Mais opposer, ne serait-ce que sur le seul terrain possible aujourd’hui, celui de la propagande, la perspective de la guerre de classe contre le capitalisme aux appels à l’union nationale et au soutien à la guerre impérialiste, n’a rien d’abstrait! Sans doute est-ce une position qui ne peut être compréhensible par tous, si l’on en croît les sondages qui assurent que plus de 80% de la population soutient la politique gouvernementale d’intensification des bombardements en Syrie et d’imposition de l’état d’urgence en France.

Mais si les positions marxistes sont incomprises du plus grand nombre, ce n’est pas dû à une question de «langage», ni même à la toute-puissance de l’idéologie bourgeoise diffusée par tous les médias, tous les partis et toutes les organisations, y compris de «défense des travailleurs»; c’est dû au fait que le prolétariat n’a pas encore la force de dépasser les luttes d’escarmouche défensives pour se lancer dans la lutte de classe ouverte en s’organisant sur des bases classistes qui lui permettraient de résister au rouleau-compresseur de la propagande capitaliste.

Devons-nous en conclure qu’il faut renoncer à affirmer et diffuser des positions parce que dans la situation actuelle elles ne peuvent être comprises que par une petite minorité de prolétaires?

Il y a cent ans, après le honteux ralliement des partis socialistes à l’union nationale, des foules enivrées de propagande patriotique saluaient le départ des soldats aux cris de «A Berlin!», «Nach Paris!». Lorsque Karl Liebknecht fut arrêté après avoir diffusé tout seul à Berlin un tract affirmant «Notre premier ennemi est dans notre pays!», Lénine affirma: mieux vaut être seul avec Liebknecht que très nombreux avec ceux qui suivent les social-chauvins, parce que demain des millions se retrouveront sur les positions qu’il est seul à défendre aujourd’hui.

Il est d’autant plus indispensable de rappeler obstinément et de défendre envers et contre tous les positions marxistes correctes qui tracent les perspectives d’avenir, les perspectives des futurs affrontements de classe, qu’elles sont ignorées, oubliées ou reniées.

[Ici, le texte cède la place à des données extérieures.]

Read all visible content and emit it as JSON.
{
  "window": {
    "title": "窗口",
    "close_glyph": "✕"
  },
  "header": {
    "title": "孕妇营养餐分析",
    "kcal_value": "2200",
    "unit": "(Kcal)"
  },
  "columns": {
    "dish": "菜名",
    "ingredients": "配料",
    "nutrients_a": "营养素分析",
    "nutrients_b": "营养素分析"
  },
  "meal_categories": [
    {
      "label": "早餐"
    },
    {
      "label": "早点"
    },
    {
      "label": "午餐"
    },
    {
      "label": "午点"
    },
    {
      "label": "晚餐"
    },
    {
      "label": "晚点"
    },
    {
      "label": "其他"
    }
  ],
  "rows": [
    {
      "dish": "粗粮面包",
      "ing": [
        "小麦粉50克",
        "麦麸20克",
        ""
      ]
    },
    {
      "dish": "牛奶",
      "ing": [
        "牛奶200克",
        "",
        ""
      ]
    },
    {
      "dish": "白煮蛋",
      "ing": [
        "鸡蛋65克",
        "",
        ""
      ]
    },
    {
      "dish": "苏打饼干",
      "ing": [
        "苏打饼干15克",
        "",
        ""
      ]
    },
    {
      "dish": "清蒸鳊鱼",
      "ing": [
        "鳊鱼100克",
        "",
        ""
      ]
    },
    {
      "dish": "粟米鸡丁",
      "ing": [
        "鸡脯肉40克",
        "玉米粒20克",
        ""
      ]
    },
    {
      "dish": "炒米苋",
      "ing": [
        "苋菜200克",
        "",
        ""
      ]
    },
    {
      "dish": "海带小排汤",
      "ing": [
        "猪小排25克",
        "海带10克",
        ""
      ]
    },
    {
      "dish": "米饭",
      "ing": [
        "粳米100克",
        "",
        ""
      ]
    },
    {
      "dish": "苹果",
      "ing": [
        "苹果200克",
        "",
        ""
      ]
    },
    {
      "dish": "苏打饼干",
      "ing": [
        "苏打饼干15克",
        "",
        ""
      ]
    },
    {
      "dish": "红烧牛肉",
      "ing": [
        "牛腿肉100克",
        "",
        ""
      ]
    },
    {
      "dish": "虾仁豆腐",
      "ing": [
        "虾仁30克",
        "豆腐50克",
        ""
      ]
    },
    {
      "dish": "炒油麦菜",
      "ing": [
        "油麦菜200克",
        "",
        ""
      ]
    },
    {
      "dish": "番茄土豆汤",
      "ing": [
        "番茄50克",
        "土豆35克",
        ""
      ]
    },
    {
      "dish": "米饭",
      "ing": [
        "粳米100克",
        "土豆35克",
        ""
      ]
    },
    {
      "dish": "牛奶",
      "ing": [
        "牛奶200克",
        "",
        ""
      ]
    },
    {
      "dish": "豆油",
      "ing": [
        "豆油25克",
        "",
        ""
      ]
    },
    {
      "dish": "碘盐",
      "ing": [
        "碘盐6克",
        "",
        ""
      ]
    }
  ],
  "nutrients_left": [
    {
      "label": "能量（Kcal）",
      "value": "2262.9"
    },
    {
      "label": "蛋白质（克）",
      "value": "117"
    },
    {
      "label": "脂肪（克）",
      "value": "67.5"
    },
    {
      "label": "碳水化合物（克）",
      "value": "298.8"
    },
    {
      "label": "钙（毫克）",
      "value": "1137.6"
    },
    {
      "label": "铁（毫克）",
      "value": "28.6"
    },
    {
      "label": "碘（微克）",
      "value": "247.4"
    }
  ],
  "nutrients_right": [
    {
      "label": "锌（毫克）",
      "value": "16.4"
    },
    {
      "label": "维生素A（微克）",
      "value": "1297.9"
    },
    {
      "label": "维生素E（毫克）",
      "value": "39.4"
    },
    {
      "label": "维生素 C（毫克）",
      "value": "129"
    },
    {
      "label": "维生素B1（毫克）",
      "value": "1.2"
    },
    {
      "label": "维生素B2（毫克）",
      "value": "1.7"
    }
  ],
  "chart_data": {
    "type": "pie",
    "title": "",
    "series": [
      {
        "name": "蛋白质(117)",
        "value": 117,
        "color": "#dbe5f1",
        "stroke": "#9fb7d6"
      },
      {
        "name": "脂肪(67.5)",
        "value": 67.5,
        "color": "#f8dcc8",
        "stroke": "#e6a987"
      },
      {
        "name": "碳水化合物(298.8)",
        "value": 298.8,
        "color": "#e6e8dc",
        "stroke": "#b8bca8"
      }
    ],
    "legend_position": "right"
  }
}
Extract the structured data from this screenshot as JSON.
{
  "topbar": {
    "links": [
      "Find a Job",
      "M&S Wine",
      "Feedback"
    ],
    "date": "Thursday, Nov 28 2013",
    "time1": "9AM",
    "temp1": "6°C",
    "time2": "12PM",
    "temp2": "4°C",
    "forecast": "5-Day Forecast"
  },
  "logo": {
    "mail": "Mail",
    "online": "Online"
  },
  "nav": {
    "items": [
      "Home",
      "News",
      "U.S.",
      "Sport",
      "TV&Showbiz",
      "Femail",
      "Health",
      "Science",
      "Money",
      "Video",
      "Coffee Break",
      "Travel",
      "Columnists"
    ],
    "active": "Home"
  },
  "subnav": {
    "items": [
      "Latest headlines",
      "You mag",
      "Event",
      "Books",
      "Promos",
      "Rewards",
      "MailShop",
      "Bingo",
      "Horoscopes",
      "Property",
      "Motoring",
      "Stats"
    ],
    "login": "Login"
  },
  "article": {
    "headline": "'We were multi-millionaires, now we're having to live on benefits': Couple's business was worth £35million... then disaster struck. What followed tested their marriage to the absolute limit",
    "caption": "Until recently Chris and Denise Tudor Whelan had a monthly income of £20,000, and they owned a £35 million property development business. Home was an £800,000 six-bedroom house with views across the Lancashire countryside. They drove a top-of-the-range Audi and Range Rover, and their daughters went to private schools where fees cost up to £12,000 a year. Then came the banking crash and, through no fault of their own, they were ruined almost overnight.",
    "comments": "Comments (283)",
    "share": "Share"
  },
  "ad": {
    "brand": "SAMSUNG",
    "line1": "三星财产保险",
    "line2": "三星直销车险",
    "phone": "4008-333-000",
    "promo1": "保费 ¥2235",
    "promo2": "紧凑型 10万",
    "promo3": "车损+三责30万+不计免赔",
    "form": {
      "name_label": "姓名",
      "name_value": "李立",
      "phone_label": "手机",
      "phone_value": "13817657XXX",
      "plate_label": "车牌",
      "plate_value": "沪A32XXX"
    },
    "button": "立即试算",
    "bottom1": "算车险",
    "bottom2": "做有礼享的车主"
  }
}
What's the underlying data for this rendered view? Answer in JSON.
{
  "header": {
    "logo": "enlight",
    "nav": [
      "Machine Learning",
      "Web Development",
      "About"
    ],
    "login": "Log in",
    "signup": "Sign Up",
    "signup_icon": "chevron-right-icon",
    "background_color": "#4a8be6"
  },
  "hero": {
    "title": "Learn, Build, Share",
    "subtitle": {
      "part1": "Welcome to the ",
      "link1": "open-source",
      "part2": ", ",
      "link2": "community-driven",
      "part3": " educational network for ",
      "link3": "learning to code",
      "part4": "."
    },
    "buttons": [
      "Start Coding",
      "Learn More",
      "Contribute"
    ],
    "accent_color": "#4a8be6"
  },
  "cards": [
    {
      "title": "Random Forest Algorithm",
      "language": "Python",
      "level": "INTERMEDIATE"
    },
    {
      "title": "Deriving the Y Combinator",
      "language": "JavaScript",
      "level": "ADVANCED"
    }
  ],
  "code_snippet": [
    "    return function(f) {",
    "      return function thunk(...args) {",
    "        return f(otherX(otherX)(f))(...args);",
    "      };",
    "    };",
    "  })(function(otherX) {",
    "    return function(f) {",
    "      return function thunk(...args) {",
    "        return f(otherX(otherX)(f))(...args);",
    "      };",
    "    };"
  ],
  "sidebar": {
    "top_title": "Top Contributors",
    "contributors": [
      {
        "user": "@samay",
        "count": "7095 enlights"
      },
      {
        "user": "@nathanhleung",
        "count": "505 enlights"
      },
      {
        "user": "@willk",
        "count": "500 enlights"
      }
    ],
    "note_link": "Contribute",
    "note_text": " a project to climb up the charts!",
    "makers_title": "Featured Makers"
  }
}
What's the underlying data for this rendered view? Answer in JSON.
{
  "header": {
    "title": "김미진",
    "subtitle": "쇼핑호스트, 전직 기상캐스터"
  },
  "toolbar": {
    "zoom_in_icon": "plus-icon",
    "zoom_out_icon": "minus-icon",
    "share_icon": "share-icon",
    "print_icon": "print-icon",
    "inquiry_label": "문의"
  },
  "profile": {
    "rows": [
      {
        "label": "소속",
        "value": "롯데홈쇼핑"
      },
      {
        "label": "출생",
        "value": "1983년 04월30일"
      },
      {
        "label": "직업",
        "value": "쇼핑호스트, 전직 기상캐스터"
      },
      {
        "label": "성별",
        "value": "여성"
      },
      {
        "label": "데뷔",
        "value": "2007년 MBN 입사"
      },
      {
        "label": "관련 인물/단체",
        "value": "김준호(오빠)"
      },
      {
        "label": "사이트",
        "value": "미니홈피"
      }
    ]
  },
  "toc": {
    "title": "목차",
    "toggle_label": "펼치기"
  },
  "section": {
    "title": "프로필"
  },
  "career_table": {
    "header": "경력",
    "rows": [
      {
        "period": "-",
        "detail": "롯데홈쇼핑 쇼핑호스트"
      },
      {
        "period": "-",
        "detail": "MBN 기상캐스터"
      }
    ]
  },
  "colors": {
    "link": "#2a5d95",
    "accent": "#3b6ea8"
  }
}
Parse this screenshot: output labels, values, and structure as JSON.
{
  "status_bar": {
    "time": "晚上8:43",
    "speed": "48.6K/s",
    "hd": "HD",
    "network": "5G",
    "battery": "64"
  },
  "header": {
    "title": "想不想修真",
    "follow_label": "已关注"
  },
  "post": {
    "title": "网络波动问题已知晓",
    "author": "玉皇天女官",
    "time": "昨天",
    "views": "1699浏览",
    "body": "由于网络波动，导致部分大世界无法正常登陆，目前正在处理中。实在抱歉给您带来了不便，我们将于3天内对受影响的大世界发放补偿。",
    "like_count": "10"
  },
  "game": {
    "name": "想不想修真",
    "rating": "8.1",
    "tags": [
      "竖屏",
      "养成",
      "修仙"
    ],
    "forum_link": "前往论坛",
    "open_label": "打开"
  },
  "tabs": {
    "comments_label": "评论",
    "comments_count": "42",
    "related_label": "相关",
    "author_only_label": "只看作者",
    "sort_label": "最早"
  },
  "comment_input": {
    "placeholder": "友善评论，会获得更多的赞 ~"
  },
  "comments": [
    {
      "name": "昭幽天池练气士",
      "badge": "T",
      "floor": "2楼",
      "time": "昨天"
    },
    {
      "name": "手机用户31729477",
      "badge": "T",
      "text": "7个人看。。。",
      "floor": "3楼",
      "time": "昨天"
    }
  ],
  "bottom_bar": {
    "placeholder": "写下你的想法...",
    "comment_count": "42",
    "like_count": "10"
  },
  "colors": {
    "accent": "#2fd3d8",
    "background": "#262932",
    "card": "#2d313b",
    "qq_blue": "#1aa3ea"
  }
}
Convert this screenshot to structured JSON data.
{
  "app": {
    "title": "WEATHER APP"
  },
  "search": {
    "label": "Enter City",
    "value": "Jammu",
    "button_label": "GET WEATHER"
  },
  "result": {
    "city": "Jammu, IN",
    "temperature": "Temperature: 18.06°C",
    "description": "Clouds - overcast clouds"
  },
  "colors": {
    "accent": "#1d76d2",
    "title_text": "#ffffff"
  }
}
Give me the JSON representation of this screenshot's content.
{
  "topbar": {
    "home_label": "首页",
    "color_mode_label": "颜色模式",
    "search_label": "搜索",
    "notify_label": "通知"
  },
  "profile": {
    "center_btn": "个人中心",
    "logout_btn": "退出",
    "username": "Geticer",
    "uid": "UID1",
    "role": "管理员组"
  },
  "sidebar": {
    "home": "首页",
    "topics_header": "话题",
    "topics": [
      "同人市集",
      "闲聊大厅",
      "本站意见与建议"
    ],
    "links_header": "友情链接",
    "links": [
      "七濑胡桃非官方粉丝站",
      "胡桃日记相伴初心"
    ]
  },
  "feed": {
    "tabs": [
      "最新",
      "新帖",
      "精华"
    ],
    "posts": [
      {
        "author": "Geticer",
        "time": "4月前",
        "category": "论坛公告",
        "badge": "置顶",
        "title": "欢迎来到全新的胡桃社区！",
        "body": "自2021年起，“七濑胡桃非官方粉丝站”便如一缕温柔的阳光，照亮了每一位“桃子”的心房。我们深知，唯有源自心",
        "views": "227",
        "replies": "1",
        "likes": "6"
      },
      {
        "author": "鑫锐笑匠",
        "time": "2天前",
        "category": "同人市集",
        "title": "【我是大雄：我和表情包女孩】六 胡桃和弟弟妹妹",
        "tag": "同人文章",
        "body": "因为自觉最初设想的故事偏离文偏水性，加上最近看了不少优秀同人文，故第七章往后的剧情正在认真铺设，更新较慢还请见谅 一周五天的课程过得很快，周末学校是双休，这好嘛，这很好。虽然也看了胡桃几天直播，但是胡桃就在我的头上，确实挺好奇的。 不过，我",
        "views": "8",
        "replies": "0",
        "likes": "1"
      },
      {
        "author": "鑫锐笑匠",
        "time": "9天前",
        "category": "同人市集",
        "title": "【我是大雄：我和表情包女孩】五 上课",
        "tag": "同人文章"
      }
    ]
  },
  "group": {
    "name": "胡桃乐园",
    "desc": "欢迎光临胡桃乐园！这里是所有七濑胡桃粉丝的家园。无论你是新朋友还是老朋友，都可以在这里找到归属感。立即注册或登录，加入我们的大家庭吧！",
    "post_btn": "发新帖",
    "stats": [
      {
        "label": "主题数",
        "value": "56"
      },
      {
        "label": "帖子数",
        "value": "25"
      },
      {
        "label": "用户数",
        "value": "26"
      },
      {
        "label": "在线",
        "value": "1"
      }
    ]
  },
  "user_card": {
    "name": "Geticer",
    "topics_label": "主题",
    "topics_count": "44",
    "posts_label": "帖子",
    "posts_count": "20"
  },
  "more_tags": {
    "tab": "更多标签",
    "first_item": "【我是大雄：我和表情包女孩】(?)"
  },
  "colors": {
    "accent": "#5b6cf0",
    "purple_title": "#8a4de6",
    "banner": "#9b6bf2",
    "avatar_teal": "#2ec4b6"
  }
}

D’autre part sans cette boussole l’opposition aux politiques bourgeoises ne peut être qu’incomplète ou superficielle et même dans les périodes de forte tension comme celle qui a suivi les attentats, se transformer en un suivisme plus ou moins déguisé, comme nous allons le voir.

 

Absence de position de classe à l’«extrême-gauche»

 

Les premières réactions des groupes d’extrême-gauche dénonçaient justement les appels à l’union nationale lancés par le gouvernement et les interventions militaires impérialistes, allant même parfois jusqu’à avancer le mot d’ordre de «retrait des troupes françaises de tous les pays où elles sont présentes, en particulier en Syrie, en Irak, en Afrique» (communiqué du NPA, 14/11/2015).

 L’éditorial de Lutte Ouvrière du 18/11, intitulé «Quand la barbarie du monde nous rattrape» était, lui, particulièrement flou. Dénonçant, mais de manière vague, la responsabilité des «dirigeants des pays impérialistes» ou des «grandes puissances» dans la situation au Moyen-Orient et le développement du terrorisme, il disait: «La France ne peut pas être un îlot de sécurité et de paix dans un océan de misère et de guerres».

Comme si l’impérialisme français n’avait pas une responsabilité directe dans cette misère et ces guerres – dont il est au moins l’un des auteurs principaux (que l’on songe seulement à la Libye!) et où il trouve une source très appréciable de profits –, et qu’il s’agissait seulement d’une sorte de contagion! La «barbarie» n’est pas dans le monde extérieur à la France; elle est dans la France impérialiste, elle est dans les rapports sociaux existants, dans le mode de production dominant et l’appareil d’Etat bourgeois qui le protège et permet ses exactions à l’extérieur comme à l’intérieur de ses frontières.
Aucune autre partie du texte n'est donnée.